In order to optimize data transfers between host and device memory I’ve introduced pinned memory, in particular the input host buffer is allocated using cudaHostAlloc() and flags cudaHostAllocPortable and CudaHostAllocWriteCombined while the output host buffer is allocated only with the flag cudaHostAllocPortable.
The size of the input/output buffers in host memory is equal to the size of 2 consecutive bursts and memcopies are always performed on distinct address spaces.
The problem is that the throughput of the cudaMemcpyHostToDevice is almost 10 GB/s as expected, while those for cudaMemcpyDeviceToHost is only 330 MB/s.

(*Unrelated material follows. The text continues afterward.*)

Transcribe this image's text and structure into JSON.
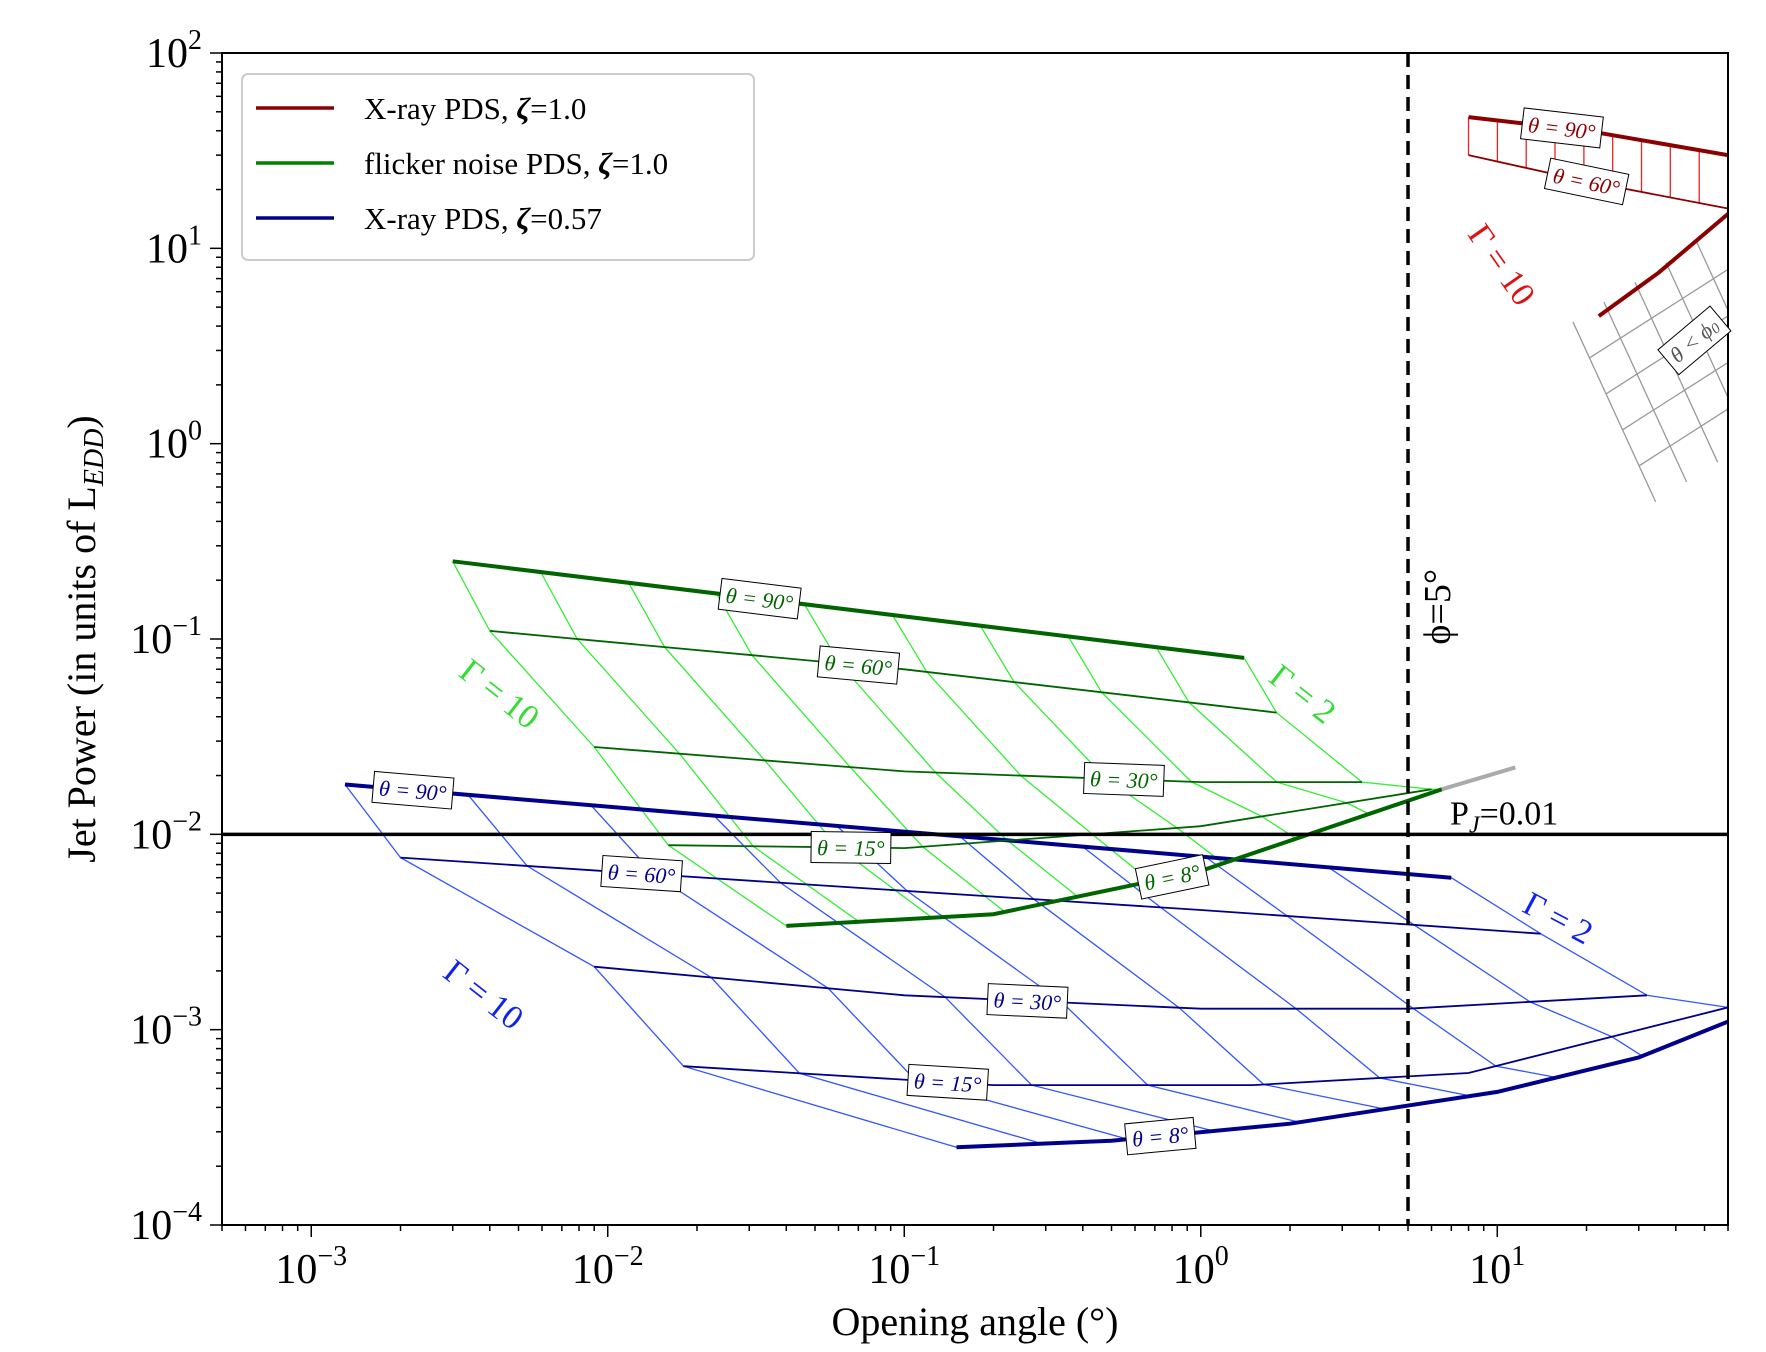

I’ve made some tests (in single GPU mode) using the bandwidthTest application in the Nvidia samples and results are very irregular ( sometimes I get 10 GB/s and sometimes 2 GB/s):
************** TEST 1 **************
[CUDA Bandwidth Test] - Starting…
Running on…
Device 0: Tesla K40c
Quick Mode
Host to Device Bandwidth, 1 Device(s)
PINNED Memory Transfers
Transfer Size (Bytes) Bandwidth(MB/s)
33554432 10264.4
Device to Host Bandwidth, 1 Device(s)
PINNED Memory Transfers
Transfer Size (Bytes) Bandwidth(MB/s)
33554432 1944.4
Device to Device Bandwidth, 1 Device(s)
PINNED Memory Transfers
Transfer Size (Bytes) Bandwidth(MB/s)
33554432 183856.9
Result = PASS
************** TEST 2 **************
[CUDA Bandwidth Test] - Starting…
Running on…
Device 0: Tesla K40c
Quick Mode
Host to Device Bandwidth, 1 Device(s)
PINNED Memory Transfers
Transfer Size (Bytes) Bandwidth(MB/s)
33554432 10263.0
Device to Host Bandwidth, 1 Device(s)
PINNED Memory Transfers
Transfer Size (Bytes) Bandwidth(MB/s)
33554432 10252.9
Device to Device Bandwidth, 1 Device(s)
PINNED Memory Transfers
Transfer Size (Bytes) Bandwidth(MB/s)
33554432 183492.8
Result = PASS
The machine that I’m using mounts Linux 64-bit. Since it is a NUMA architecture, I’ve tried to force the kernel to schedule threads always on the same CPU cores but I got the same results.
I’ve also checked that GPUs are mounted on PCIe 3.0 x16.
Did anyone of you have similar issues or have some idea on how to solve it?
Many thanks